Sambil mengatur tarikan napas yang tak karuan, aku pun menjawab, “Ya, aku tidak apa-apa.”
Dum!
Dengan satu hentakan kaki sang monster, tanah lagi-lagi berguncang, hingga membuat kami harus menjaga keseimbangan dengan bergerak ke sana kemari agar tidak terjatuh.
Setelah guncangan itu usai, entah kenapa kepalaku menjadi sangat pusing, padangan bergoyang-goyang, dan tubuh sempoyongan. Kondisiku saat ini hampir mirip dengan kondisi orang yang sedang mabuk berat. Namun bedanya, aku seperti ini karena tanah yang berguncang, sedangkan orang mabuk karena kebanyakan minum alkohol.
Segera setelah kondisiku lumayan membaik, aku dengan cepat menghasut teman-temanku untuk pergi memasuki gua yang ditemukan oleh Villy dan Geisa.
“Lari! Kita harus bersembunyi dari monster itu,” kataku pada mereka sembari mulai berlari.
“Tidak!” tolak Geisa dengan suara serak.
Mendengar itu, aku langsung menghentikan langkah lalu berbalik menghampiri Geisa.
“Kenapa kau menolak?” tanyaku dengan panik.
“Bunuh! Bunuh!”
Aku mundur selangkah ketika Geisa mengatakan itu sambil menundukkan kepala. Wajahnya entah kenapa terlihat menggelap, dan aku merasakan kalau ada sesuatu yang aneh keluar dari tubuhnya.
Tidak salah lagi. Ini adalah hawa menbunuh yang sangat kuat.

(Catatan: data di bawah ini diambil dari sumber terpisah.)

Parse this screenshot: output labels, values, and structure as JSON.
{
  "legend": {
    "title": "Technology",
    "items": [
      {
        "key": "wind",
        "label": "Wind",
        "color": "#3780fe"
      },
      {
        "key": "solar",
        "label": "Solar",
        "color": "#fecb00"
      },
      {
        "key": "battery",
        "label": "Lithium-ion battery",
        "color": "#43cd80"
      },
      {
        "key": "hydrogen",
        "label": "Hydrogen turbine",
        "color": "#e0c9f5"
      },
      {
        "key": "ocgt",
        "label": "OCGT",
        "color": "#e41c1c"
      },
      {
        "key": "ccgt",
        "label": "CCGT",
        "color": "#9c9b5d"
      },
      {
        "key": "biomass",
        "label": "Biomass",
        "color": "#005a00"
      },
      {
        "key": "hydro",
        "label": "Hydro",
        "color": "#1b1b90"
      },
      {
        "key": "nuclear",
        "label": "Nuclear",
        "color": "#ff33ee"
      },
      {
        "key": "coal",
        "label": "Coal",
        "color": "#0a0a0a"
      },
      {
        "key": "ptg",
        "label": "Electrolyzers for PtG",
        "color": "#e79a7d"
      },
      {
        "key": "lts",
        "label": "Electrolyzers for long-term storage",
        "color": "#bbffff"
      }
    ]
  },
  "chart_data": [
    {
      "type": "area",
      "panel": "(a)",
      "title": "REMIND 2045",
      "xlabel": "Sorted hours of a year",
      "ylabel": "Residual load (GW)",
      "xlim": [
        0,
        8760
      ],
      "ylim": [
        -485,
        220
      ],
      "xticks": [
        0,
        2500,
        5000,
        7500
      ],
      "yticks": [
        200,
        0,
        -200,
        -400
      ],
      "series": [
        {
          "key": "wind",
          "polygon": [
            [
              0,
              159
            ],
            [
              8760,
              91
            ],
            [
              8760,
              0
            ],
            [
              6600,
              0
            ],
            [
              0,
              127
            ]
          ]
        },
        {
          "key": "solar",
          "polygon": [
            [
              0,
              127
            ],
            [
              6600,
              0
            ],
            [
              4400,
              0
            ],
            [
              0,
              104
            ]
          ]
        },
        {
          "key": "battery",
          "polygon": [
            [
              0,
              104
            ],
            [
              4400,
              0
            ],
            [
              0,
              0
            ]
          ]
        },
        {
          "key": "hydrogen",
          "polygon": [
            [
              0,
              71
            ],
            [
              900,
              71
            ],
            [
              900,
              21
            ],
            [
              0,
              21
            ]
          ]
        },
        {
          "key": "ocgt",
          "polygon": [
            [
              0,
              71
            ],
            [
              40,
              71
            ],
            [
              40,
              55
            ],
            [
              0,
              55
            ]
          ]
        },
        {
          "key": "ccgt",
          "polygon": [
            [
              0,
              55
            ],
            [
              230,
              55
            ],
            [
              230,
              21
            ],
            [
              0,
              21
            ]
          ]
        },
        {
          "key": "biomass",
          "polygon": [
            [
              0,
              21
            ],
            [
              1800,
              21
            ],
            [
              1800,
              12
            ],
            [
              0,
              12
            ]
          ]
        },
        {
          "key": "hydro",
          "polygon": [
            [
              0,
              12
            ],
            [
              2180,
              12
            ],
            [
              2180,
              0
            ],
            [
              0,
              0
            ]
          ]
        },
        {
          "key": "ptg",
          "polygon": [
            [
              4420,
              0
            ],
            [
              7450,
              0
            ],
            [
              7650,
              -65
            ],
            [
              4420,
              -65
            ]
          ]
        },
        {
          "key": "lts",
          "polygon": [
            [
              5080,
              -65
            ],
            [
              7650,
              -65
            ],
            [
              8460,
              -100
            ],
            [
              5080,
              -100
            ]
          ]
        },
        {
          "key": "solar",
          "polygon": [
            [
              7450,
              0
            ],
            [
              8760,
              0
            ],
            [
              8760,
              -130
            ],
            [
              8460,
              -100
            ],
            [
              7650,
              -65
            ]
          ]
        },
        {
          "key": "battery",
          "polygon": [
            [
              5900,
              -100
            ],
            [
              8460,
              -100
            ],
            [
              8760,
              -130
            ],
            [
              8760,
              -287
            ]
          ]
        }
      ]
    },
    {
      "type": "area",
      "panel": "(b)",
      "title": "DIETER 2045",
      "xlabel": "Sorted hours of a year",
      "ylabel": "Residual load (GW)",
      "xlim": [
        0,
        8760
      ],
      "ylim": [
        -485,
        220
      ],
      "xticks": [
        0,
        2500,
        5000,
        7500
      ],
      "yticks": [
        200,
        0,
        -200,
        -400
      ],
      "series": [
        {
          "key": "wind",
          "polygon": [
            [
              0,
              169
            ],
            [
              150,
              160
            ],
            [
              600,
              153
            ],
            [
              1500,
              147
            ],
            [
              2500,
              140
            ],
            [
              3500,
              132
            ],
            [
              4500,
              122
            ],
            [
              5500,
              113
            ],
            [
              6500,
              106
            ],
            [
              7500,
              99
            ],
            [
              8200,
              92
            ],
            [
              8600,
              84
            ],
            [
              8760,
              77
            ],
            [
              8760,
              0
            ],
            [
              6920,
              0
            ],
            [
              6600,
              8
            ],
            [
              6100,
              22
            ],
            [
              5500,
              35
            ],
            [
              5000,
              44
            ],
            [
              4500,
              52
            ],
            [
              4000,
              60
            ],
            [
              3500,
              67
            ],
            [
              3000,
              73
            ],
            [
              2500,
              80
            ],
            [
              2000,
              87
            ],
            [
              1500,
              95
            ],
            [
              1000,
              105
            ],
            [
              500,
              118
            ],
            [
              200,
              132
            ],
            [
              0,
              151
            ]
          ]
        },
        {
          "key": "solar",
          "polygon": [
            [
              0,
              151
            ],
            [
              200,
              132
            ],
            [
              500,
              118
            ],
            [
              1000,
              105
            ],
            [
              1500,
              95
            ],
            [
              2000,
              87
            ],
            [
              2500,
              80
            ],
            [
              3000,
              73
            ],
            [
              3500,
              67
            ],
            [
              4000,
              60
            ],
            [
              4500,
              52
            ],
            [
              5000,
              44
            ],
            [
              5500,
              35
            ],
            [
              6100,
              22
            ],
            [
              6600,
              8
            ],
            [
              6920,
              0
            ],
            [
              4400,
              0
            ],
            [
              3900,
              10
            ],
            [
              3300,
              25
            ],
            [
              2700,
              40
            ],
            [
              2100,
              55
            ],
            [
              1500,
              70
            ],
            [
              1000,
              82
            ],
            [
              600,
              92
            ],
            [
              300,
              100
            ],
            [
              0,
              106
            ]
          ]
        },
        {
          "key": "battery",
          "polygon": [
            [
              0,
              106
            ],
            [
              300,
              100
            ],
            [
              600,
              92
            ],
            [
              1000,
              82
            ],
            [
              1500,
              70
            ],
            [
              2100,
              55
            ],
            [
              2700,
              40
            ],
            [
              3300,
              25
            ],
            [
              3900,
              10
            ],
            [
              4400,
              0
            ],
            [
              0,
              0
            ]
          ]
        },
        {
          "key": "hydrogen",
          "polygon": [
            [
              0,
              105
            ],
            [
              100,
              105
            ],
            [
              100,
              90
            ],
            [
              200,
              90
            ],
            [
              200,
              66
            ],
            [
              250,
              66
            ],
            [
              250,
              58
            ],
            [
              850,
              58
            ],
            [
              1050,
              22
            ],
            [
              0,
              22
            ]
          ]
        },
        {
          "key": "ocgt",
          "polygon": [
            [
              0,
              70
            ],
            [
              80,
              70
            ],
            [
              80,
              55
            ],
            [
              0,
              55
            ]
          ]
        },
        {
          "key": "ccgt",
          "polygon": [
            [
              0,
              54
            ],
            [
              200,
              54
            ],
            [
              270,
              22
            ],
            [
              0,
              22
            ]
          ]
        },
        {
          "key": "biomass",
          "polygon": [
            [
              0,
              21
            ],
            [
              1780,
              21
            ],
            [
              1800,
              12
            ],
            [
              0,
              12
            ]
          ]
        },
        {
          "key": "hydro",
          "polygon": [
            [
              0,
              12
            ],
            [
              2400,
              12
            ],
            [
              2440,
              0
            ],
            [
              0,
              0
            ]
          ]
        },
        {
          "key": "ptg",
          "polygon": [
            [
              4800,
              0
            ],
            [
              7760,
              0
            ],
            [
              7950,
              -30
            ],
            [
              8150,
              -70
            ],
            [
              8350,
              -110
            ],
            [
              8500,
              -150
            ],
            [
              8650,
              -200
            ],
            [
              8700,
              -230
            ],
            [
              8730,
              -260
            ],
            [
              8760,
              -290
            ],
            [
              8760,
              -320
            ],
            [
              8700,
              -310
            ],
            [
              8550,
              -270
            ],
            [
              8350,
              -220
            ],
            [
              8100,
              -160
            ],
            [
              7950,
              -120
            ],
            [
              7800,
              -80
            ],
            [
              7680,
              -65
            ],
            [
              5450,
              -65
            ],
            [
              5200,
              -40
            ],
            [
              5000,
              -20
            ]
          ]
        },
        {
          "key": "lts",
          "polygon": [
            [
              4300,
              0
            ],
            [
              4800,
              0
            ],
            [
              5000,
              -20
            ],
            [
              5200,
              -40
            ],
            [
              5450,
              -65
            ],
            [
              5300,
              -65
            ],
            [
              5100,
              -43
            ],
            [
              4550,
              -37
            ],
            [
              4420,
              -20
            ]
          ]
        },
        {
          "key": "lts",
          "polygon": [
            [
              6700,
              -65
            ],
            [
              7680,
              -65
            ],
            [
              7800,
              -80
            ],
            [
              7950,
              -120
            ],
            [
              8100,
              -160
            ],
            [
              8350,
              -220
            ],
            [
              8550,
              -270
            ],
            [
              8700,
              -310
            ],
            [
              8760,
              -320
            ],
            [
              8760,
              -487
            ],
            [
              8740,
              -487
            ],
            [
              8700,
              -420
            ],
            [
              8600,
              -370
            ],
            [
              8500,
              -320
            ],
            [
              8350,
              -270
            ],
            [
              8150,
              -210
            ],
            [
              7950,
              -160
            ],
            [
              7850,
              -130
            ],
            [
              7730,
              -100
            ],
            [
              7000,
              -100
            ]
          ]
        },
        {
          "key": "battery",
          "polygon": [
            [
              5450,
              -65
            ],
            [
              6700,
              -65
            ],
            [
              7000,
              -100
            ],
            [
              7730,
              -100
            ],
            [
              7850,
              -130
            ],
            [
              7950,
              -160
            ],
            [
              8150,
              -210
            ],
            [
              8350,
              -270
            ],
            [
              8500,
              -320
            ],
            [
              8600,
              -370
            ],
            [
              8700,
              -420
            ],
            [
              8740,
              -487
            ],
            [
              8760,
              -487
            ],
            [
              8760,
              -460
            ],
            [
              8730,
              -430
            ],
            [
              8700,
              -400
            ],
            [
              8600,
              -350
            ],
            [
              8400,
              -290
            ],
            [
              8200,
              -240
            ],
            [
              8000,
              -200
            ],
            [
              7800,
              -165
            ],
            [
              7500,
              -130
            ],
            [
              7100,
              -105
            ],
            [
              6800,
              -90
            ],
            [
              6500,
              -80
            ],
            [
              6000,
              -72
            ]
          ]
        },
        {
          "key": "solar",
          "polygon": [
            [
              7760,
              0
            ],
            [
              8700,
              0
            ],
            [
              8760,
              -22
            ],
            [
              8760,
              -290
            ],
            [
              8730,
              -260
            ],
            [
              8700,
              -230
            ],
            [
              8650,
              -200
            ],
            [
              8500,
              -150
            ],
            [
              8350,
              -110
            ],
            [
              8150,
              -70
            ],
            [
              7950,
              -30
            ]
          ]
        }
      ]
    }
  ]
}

Dan sepertinya, dia akan segera mengamuk jika tidak dihentikan.
Tiba-tiba saja, Flicker menggendong Geisa seperti sedang menggendong seorang ratu, lalu berlari dengan cepat menuju ke arah gua. Namun, tampakanya Geisa tidak senang. Karena saat Flicker menggendongnya, dia masih terus meronta-ronta agar dapat diturunkan.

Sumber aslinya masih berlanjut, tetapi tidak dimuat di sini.